俺はそんな神獣たちのおやつ風景を見ながら言う。
「話はそれたけど、山登りは無しで」
「そうだな、それがいいかも」
ミルトはうんうんと頷いていた。
サリアにダメと言われたら、仕方がない。
「近くに立派な竜はいないの?」
「きゅる?」
ルーベウムは「ここにいるが?」と言いたげだ。
おやつをむしゃむしゃしながら首をかしげる。
「……ルーベウム以外の立派な竜ってこの辺りにいないの?」
俺は丁寧に言い直す。
「きゅる」
ルーベウムは満足げにうなずいている。
そんなルーベウムを撫でていると、ディオンが言う。
「さすがに王都の近くには竜はいませんね」
「そりゃそうか。大騒ぎになるもんね」
野生の竜が人里近くに現れれば大騒ぎになる。
人の多い王都近くに現れたとなったらなおさらだろう。
「一番近くというとアルマディ皇国との国境線になっている山脈でしょうか」
「徒歩で一か月ぐらいかかりそうだな」
「はい、飛竜ならば数日で行けるでしょう」
「どのくらい立派な竜なのかは聞いてる?」
「千歳は超えているかと」
千歳を超えているならば、かなり立派な成竜だろう。
その竜のひげならば、いい素材になるに違いない。
「……ただ、その竜は群れを率いておりますので」
「そうなると、近づくだけで、竜が集まってくるよね」
「恐らくは」
俺は千歳の竜を殺したりするつもりはない。
お話しして素材を分けてもらうつもりなのだ。
竜のひげは人間と同じで、ゆっくりと伸びる。
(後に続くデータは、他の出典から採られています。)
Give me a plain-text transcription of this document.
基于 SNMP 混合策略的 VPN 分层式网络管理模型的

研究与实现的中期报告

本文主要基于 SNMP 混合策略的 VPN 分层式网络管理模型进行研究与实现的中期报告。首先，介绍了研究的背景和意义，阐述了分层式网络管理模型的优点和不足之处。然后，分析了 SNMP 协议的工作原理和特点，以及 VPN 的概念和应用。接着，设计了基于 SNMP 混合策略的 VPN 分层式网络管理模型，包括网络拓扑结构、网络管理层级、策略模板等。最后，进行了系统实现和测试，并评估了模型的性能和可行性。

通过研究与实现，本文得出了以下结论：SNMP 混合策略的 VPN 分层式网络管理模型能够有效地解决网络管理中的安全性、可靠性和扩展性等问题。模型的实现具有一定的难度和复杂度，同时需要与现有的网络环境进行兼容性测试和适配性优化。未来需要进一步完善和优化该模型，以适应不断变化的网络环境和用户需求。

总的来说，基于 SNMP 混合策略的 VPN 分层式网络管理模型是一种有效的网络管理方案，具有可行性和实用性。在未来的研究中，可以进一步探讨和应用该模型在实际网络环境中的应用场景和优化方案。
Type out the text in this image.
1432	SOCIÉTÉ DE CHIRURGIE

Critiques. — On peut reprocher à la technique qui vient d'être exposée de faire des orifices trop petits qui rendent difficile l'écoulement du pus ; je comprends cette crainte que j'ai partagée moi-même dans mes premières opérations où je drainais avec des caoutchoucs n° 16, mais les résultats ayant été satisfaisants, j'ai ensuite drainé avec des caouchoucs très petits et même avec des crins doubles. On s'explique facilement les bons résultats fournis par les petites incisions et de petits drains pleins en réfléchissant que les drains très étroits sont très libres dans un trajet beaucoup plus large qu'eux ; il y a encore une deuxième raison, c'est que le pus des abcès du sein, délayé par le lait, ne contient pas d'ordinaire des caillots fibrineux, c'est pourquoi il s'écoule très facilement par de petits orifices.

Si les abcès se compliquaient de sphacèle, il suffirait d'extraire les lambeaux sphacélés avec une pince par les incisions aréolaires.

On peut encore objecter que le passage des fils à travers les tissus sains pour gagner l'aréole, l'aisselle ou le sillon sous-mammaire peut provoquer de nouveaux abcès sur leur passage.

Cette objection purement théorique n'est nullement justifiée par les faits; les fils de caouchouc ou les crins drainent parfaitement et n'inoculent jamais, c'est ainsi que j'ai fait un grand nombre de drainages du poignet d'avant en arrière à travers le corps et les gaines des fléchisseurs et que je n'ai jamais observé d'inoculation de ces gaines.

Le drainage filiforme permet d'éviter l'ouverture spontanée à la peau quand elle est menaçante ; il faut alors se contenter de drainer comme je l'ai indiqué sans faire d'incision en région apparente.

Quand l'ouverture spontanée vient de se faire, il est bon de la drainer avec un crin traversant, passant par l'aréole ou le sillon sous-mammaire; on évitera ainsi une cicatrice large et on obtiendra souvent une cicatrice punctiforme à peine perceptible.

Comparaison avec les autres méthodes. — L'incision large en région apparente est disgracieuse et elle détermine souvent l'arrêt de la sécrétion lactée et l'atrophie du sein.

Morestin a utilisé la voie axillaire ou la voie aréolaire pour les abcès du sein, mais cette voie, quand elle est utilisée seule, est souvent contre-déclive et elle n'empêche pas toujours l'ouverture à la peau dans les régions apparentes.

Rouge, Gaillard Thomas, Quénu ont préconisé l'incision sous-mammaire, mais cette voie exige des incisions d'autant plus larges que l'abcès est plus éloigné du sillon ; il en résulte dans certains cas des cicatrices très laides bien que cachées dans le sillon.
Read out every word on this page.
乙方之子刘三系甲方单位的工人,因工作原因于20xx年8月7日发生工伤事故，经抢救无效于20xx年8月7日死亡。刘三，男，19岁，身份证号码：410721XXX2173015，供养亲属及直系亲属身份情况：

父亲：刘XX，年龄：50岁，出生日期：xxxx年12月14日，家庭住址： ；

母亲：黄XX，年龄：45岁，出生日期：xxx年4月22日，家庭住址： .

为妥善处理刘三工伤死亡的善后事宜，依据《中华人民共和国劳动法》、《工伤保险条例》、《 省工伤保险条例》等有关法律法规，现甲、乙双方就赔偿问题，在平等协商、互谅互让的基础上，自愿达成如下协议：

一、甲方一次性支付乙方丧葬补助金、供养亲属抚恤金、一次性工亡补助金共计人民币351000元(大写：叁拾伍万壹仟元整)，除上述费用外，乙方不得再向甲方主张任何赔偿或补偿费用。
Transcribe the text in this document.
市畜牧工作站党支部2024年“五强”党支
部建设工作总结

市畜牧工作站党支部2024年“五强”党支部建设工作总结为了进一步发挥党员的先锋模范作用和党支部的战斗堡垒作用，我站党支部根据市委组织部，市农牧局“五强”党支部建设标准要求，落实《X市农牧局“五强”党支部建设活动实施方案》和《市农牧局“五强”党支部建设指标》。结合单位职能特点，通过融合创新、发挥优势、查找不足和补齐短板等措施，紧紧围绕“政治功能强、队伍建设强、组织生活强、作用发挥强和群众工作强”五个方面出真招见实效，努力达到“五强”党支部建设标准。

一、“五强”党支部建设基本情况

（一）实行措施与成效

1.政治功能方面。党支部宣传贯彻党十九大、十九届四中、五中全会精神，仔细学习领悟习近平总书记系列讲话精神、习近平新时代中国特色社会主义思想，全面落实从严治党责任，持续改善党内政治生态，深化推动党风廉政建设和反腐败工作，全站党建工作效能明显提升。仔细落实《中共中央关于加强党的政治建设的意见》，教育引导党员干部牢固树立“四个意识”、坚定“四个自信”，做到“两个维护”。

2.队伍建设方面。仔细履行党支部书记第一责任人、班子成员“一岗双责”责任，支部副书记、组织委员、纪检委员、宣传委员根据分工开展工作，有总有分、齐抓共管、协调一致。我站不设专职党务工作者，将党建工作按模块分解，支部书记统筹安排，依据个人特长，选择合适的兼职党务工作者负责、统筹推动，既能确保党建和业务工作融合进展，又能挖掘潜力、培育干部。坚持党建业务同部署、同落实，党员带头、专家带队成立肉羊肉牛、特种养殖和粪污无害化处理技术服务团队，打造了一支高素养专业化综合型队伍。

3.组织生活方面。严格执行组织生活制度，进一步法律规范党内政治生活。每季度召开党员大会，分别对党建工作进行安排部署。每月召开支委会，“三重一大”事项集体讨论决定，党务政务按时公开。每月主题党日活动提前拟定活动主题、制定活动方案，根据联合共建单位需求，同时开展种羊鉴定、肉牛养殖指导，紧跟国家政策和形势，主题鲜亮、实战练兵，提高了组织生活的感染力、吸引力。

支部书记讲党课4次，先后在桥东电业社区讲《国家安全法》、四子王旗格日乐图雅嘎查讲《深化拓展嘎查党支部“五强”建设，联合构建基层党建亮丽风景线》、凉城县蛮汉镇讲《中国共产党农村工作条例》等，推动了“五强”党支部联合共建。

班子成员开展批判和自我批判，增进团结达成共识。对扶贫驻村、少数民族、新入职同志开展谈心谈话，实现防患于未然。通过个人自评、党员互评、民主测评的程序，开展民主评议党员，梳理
神経も通っていない。
ひげをどのくらいの長さに整えるかは、その竜のファッションセンス次第だ。
「千歳の竜とお話しする前に襲われるよね」
「襲われない理由がないですね」
縄張りを侵した時点で襲われるだろう。
だからといって、襲ってきた竜を返り討ちにした場合、千歳の竜との交渉は難しくなる。
同じ群れ。つまり同じ一族の者なのだ。倒した時点で敵対したことになってしまう。
お話合いのテーブルについてくれないだろう。
「話し合いできるぐらい知能の高い、幹部クラスの竜が来てくれたらいいのだけど」
「普通、縄張りに侵入した人間を追い払うのは若い竜の仕事ですから」
「……だよね」
若い竜たちを倒すのは、俺にとっては難しくない。
一頭だけなら、傷つけずに制圧することも出来るだろう。
若い竜は、神獣の竜であるルーベウムより弱いのだから。
「数が沢山いると、難しいよね」
「はい。至難の業です」
ディオンが腕を組んで考える。
俺たちの話を真剣な表情で聞いているミルトに、俺は尋ねる。
「たくさんの若い竜たちを怪我をさせずに、制圧する方法って何かない?」
「……そうだねー。室内なら眠りの雲とか使えるけど」
「外だと拡散するから難しいよね」
「あとは……」
ミルトが考えているところに、レジーナが元気に割り込む。
「おれがついて行けば、やれるって」
レジーナは自信が凄くあるらしい。